JAWS 2 was originally slated to be directed by John Hancock, with a script written by Dorothy Tristan, who happened to be his wife. The novel, JAWS 2 by Hank Searls, is based more on Tristan’s script, with the major subplot of the Mafia moving in with Mayor Vaughn to sell the seaside property. For whatever reason, producers Richard D. Zanuck and David Brown were unhappy with the way the film was progressing and fired Hancock. Hancock reportedly wanted to make it more of a “people” film, and not concentrate as much on the shark! Of course, Hancock’s wife went with him, and refused to cooperate on any rewrites of the film. Hancock was replaced by Jeannot Szwarc.
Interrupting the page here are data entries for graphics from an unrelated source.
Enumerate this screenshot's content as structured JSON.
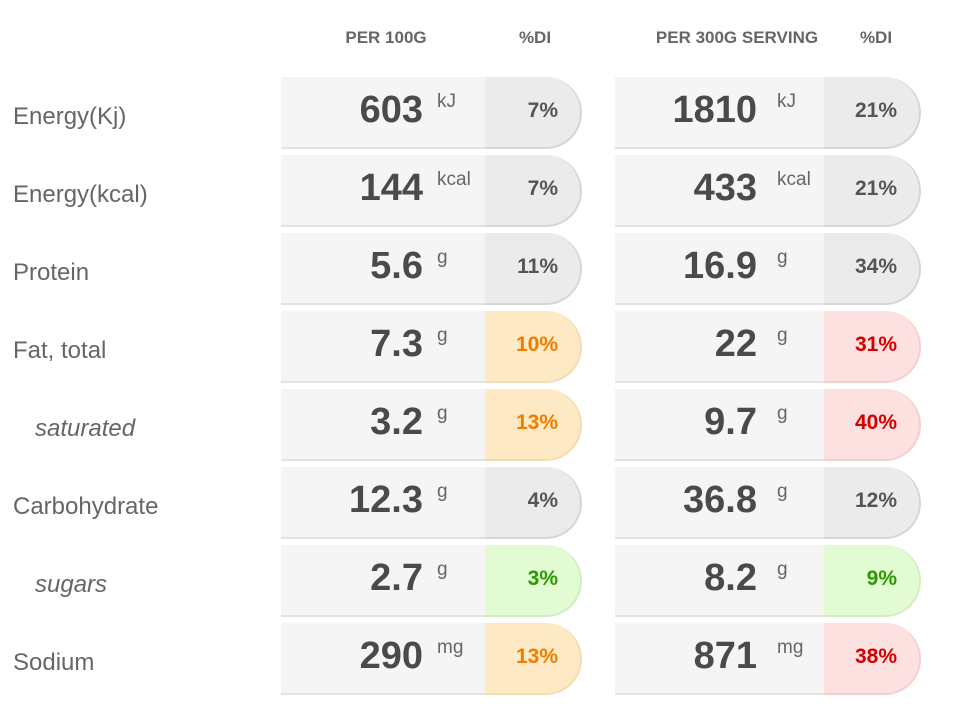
{
  "headers": {
    "per100": "PER 100G",
    "di1": "%DI",
    "perServing": "PER 300G SERVING",
    "di2": "%DI"
  },
  "rows": [
    {
      "label": "Energy(Kj)",
      "sub": false,
      "v100": "603",
      "u100": "kJ",
      "di100": "7%",
      "c100": "neutral",
      "vs": "1810",
      "us": "kJ",
      "dis": "21%",
      "cs": "neutral"
    },
    {
      "label": "Energy(kcal)",
      "sub": false,
      "v100": "144",
      "u100": "kcal",
      "di100": "7%",
      "c100": "neutral",
      "vs": "433",
      "us": "kcal",
      "dis": "21%",
      "cs": "neutral"
    },
    {
      "label": "Protein",
      "sub": false,
      "v100": "5.6",
      "u100": "g",
      "di100": "11%",
      "c100": "neutral",
      "vs": "16.9",
      "us": "g",
      "dis": "34%",
      "cs": "neutral"
    },
    {
      "label": "Fat, total",
      "sub": false,
      "v100": "7.3",
      "u100": "g",
      "di100": "10%",
      "c100": "orange",
      "vs": "22",
      "us": "g",
      "dis": "31%",
      "cs": "red"
    },
    {
      "label": "saturated",
      "sub": true,
      "v100": "3.2",
      "u100": "g",
      "di100": "13%",
      "c100": "orange",
      "vs": "9.7",
      "us": "g",
      "dis": "40%",
      "cs": "red"
    },
    {
      "label": "Carbohydrate",
      "sub": false,
      "v100": "12.3",
      "u100": "g",
      "di100": "4%",
      "c100": "neutral",
      "vs": "36.8",
      "us": "g",
      "dis": "12%",
      "cs": "neutral"
    },
    {
      "label": "sugars",
      "sub": true,
      "v100": "2.7",
      "u100": "g",
      "di100": "3%",
      "c100": "green",
      "vs": "8.2",
      "us": "g",
      "dis": "9%",
      "cs": "green"
    },
    {
      "label": "Sodium",
      "sub": false,
      "v100": "290",
      "u100": "mg",
      "di100": "13%",
      "c100": "orange",
      "vs": "871",
      "us": "mg",
      "dis": "38%",
      "cs": "red"
    }
  ]
}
Why did Roy Scheider appear in JAWS 2?

According to Michael Smith, president of the Roy Scheider fan club and an extra in JAWS 2:

“Roy Scheider signed a three-picture deal with Universal after JAWS. His first role was to reunite with William Friedkin to do Sorcerer (1977) (which was co-produced by Paramount). His second role was to be ‘Michael’ in The Deer Hunter (1978), a part that was eventually played by Robert DeNiro. Two weeks into production, Roy got the finished script and disagreed with the ending (‘Michael’ goes back to Vietnam to find his buddy Nick, only to watch him kill himself in the final Russian Roulette game). Roy reasoned that this guy would not go half way around the world to find his friend, only to have him kill himself. Well, the good old ‘creative differences’ had reared their ugly head, and Roy walked.”

“Universal offered to forget about his quitting The Deer Hunter if Roy would agree to do JAWS 2. They also offered to count JAWS 2 as two films, so that he would be out of his contract with Universal after the film was completed. Although both Spielberg and Richard Dreyfuss wanted to be part of the JAWS sequel, the delays in Alabama on Close Encounters of the Third Kind (1977) kept them both out of the production. Universal had already promised a June 16, 1978 opening to theatre owners in early 1977! In fact, I remember getting the teaser poster (the shark fin sillouetted against the sunset, with the tag line ‘Just when you thought it was safe to go back into the water …’) a few weeks before JAWS 2 began filming in Florida.”

“Needless to say, Roy took Universal’s offer, got his suntan, and spent Christmas Eve frying the shark. I spoke to him on the phone right before he left for NYC that night, and he was glad the whole experience was over. I have to commend him on the fact that even though the entire focus of the film changed (firing the original director, whose wife had written the script, etc.) Roy gave his all, and still speaks well of his experience.”